Where Guardians succeeds and so many others fail is that it delivers a very simple, straight-forward plot, focuses a lot on character development while using it to advance the story, and doesn’t use action just for the sake of action.  The entire plot of the film, as you may have guessed, is that the five characters shown in the previews will save the galaxy from something.  In this case, they have to save the galaxy from a villain named Ronan (Lee Pace) who is trying to get his hands on an Infinity Stone, which will give him the power to destroy entire planets.  Simple, right?  The plot advances through various events, bringing the characters together while also telling us more about the characters themselves, including their back stories and motivations for the actions they have taken and the actions they are going to take.  There are a couple of minor, unanswered questions like – who is the collector (Benicio del Toro) and why have we now seen him in two different movies? – but those questions don’t make the plot harder to understand or outright nonsensical.  In the context of the film, the collector is the guy who promised to pay Gamora (Zoe Saldana) a ton of money for the sphere containing the stone and that’s it.  Simple, right?

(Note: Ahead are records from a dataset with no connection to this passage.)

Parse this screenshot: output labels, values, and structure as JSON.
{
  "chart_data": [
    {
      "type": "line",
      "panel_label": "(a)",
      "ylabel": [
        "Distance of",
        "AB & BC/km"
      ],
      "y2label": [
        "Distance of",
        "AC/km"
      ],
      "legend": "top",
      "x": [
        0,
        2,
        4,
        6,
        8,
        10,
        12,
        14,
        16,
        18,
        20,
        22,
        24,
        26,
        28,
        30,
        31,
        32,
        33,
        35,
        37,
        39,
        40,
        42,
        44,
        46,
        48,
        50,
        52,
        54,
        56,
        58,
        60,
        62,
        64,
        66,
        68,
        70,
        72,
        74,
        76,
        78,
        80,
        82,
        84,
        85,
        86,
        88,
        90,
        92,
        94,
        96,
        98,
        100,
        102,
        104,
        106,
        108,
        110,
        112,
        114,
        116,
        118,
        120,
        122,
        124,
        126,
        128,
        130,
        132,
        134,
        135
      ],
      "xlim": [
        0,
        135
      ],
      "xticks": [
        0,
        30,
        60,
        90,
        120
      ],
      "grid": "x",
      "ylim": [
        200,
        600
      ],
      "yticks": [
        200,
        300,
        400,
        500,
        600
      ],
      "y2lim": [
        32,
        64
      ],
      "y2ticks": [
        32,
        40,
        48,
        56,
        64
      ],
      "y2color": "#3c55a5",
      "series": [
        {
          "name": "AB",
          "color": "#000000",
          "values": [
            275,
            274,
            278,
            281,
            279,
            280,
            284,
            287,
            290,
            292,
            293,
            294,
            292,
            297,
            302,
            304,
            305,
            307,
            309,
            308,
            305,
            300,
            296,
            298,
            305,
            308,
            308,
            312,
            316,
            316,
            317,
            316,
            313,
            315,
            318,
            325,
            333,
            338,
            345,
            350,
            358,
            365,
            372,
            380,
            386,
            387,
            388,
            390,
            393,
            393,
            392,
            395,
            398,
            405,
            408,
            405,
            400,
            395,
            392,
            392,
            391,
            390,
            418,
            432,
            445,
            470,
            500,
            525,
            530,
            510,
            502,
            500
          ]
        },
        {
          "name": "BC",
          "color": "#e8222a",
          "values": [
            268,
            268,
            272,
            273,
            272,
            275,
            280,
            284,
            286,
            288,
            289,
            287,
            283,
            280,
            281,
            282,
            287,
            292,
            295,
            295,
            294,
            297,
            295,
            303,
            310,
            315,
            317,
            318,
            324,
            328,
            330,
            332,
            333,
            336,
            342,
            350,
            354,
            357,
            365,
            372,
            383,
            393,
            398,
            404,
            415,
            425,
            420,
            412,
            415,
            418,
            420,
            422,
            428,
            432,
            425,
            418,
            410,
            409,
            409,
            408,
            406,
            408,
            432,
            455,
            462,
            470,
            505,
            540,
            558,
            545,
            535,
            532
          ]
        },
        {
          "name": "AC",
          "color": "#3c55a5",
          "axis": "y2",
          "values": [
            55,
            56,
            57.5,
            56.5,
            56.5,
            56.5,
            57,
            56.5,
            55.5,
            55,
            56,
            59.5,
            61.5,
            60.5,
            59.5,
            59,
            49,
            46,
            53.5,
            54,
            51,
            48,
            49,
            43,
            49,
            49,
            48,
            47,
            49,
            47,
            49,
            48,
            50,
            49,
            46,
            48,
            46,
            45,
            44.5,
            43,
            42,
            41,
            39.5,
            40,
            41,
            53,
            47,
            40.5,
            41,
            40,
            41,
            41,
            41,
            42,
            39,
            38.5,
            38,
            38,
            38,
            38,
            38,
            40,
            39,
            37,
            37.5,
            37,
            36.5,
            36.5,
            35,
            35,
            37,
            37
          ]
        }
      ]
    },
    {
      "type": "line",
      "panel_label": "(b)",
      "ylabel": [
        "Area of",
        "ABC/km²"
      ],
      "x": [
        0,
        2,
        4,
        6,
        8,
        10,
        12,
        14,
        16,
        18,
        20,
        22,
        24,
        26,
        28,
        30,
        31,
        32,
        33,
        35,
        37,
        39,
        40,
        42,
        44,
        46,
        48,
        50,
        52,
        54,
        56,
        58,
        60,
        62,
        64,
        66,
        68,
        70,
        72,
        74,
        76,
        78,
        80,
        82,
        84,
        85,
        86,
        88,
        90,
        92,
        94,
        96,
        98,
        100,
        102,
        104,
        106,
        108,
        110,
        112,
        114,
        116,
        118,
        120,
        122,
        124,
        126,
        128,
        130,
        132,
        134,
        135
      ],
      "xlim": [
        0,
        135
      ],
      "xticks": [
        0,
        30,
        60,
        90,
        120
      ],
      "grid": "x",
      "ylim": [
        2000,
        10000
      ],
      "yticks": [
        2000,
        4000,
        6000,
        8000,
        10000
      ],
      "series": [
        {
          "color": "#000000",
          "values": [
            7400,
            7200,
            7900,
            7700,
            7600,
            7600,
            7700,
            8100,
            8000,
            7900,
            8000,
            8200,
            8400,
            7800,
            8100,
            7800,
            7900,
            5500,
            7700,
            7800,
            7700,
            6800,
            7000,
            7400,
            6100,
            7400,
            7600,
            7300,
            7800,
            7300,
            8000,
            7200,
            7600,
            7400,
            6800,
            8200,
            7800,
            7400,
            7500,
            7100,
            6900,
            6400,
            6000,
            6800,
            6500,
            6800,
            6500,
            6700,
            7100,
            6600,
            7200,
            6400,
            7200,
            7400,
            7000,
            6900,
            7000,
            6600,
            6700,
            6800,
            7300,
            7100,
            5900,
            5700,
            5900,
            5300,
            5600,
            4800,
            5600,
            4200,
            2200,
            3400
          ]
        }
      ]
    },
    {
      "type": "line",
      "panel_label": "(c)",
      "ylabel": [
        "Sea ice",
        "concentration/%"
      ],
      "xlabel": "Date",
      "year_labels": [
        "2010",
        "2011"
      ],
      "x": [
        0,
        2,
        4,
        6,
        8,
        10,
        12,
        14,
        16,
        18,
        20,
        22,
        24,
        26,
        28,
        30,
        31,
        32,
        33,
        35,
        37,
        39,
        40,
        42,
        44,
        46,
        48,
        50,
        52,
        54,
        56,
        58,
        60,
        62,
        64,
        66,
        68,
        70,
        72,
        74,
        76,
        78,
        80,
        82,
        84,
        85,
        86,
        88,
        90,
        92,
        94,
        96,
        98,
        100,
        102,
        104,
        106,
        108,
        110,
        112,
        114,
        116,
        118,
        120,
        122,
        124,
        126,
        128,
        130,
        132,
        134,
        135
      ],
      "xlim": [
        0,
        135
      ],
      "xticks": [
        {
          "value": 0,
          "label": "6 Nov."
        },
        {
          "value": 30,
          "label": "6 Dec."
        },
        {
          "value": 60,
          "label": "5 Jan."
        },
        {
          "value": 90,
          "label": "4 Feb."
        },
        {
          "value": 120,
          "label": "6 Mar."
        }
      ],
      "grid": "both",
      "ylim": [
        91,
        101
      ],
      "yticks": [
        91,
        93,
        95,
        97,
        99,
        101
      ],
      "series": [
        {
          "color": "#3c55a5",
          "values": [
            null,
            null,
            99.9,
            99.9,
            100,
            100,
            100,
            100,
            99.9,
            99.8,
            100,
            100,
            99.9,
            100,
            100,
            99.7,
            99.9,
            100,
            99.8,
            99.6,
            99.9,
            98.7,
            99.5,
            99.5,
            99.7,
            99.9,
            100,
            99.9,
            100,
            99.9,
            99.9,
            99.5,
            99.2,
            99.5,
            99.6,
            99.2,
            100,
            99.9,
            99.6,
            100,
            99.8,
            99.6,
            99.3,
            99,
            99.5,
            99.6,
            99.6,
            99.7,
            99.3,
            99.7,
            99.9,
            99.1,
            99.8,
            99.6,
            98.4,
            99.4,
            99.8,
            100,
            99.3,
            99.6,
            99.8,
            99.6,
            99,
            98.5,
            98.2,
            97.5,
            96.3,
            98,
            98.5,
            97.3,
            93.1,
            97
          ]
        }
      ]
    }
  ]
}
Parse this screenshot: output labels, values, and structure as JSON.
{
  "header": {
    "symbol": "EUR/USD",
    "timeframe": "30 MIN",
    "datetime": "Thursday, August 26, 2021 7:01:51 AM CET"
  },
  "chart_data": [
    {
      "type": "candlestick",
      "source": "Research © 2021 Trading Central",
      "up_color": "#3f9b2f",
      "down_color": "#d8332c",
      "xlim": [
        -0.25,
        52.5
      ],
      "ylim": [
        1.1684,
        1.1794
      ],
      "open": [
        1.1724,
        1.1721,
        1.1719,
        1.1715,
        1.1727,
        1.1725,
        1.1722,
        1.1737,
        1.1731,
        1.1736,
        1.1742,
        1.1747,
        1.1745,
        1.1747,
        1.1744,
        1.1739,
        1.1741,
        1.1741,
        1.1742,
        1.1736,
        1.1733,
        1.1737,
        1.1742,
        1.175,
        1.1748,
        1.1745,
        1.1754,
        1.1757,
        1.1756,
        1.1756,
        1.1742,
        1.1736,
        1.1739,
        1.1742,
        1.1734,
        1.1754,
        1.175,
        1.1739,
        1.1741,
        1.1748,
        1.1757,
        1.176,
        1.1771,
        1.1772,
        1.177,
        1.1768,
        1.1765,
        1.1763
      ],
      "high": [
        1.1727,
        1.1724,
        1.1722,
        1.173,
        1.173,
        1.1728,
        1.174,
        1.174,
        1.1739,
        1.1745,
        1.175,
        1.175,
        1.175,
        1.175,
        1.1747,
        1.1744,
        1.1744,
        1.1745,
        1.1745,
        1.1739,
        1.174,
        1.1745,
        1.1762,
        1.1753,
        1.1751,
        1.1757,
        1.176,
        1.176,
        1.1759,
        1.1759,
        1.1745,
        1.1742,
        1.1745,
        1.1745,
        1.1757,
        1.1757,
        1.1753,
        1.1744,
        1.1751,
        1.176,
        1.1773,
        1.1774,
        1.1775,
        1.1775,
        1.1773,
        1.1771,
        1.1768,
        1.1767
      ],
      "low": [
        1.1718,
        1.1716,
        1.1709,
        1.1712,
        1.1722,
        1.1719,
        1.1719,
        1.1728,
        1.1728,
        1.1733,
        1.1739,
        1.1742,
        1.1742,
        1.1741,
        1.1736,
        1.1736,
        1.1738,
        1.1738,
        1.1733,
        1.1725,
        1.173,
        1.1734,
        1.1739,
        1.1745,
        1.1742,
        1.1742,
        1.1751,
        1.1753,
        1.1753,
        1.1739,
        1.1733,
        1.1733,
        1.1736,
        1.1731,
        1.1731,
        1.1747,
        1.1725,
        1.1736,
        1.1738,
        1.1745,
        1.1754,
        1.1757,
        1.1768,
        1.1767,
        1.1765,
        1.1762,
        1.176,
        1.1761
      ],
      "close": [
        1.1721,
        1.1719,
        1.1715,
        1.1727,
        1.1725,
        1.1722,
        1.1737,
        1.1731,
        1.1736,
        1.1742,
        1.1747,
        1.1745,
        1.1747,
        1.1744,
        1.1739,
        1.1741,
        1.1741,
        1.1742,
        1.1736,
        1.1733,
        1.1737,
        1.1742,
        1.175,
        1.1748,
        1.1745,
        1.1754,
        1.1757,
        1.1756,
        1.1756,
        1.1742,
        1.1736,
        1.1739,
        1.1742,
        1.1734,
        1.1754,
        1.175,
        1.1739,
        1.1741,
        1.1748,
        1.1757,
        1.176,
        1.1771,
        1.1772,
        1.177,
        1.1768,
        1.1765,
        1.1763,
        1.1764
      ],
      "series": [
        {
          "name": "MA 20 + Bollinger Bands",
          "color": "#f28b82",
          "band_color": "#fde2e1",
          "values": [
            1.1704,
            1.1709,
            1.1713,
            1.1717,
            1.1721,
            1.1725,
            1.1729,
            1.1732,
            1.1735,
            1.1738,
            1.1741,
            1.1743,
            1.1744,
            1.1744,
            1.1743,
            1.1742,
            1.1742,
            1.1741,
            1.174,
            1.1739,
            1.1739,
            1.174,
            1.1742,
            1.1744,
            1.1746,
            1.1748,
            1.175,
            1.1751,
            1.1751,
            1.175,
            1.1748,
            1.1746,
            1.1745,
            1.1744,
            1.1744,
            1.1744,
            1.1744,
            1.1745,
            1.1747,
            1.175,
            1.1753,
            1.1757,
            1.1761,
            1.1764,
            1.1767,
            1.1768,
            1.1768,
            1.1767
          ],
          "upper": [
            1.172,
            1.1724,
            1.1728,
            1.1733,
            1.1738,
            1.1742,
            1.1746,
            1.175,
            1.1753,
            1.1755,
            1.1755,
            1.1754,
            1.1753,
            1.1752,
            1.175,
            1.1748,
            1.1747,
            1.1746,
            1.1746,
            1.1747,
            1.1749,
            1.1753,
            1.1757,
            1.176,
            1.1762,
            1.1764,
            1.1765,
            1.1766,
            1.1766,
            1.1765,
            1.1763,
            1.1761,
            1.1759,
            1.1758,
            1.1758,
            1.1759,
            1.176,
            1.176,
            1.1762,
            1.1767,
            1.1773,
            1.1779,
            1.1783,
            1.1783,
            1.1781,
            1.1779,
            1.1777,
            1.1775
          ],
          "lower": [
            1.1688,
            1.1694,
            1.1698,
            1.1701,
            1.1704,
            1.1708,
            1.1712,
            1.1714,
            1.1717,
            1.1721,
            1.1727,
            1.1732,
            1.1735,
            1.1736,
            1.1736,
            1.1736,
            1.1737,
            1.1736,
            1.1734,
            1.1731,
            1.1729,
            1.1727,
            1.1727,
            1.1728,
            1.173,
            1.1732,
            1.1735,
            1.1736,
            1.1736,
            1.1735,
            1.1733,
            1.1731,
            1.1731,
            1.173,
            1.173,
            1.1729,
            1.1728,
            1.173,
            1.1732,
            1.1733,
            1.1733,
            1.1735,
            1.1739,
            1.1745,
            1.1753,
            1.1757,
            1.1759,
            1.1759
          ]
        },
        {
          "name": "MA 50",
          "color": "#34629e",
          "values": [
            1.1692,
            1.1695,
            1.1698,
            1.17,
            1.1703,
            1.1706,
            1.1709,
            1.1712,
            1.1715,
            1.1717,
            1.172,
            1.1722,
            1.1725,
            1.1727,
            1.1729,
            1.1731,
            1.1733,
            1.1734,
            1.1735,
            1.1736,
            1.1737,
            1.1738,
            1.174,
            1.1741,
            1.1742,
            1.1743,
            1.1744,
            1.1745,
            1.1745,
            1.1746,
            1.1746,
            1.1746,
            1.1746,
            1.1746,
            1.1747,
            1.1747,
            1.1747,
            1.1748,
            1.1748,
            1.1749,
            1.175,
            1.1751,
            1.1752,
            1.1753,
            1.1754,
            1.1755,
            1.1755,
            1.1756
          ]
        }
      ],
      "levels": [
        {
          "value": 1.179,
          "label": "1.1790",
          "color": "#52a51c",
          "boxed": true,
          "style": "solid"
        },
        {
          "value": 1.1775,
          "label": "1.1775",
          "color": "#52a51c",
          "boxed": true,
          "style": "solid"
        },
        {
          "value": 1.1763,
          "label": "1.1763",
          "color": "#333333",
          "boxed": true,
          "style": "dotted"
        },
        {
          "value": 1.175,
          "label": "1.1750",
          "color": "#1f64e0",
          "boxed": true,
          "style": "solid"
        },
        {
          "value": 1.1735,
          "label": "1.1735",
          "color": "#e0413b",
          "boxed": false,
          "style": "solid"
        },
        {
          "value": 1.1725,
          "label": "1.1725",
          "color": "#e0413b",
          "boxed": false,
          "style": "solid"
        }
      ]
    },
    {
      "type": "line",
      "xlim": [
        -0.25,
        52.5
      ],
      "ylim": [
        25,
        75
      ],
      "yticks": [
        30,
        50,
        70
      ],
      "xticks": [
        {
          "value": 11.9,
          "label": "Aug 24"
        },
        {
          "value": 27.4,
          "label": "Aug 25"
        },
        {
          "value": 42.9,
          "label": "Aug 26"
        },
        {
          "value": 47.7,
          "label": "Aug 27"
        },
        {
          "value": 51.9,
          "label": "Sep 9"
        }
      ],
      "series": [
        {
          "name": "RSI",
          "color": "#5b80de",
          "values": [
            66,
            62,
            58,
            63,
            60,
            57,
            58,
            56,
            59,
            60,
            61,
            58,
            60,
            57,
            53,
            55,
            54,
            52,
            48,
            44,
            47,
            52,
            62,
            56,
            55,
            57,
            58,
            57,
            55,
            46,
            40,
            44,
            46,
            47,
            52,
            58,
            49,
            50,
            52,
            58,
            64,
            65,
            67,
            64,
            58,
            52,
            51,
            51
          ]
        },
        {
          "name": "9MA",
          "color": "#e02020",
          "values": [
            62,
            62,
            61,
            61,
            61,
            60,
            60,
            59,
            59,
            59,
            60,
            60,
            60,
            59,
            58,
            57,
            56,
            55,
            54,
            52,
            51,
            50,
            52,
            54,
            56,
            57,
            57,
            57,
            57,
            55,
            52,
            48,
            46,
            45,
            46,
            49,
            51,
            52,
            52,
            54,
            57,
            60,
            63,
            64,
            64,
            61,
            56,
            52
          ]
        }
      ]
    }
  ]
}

On top of all that, there are smaller things that make the movie more entertaining than just about any movie this summer.  For one thing, the movie is aware of itself.  Another thing you hear people sometimes say is that a movie took itself too seriously or isn’t aware of itself.  What that usually means is that the mood of the movie does not match the content of the movie.  Not to harp too much on Lucy, but it definitely takes itself too seriously (after the first half, that is) in that it treats its own premise with far too much weight.  The idea that a human gains multiple superpowers through expanded brain capacity by ingesting a large quantity of a drugs sewn into her stomach is absurd and should be treated as such (obviously, this is not how Lucy handled its own premise).  Guardians is a comic book movie in which one of its characters is a genetically engineered, sarcastic raccoon named Rocket (Bradley Cooper) and another is a tree named Groot (Vin Diesel).  The mood you would expect is fun action and comedy dressed in special effects and that’s exactly what you get.  That’s how you know Guardians is aware of itself.

Of course, the movie isn’t without its flaws.  Chris Pratt gives an uneven performance – sometimes he’s really good and sometimes he’s soap opera bad.  There are a bunch of thieves led by Yondu (Michael Rooker) that are superfluous and could easily be lifted from the movie without impacting the story.  There are some really bad performances put forth by Karen Gillan as Nebula – who spends the entire movie screeching – and Pace, who over-delivers nearly every line he utters.  Perhaps the most glaring flaw is best put like this – what the hell is Glenn Close doing in this movie?

The point I’m trying to make is that the movie doesn’t ask you turn off your brain, but also doesn’t ask you to think about anything either.  It’s simply asking you to come along for a fun ride for a couple of hours and enjoy yourself.  I’m not saying Guardians of the Galaxy is the best movie of the summer, but it might just be the most entertaining.

Rating: Don’t ask for any money back.  This movie turned out far better than even Marvel could have predicted.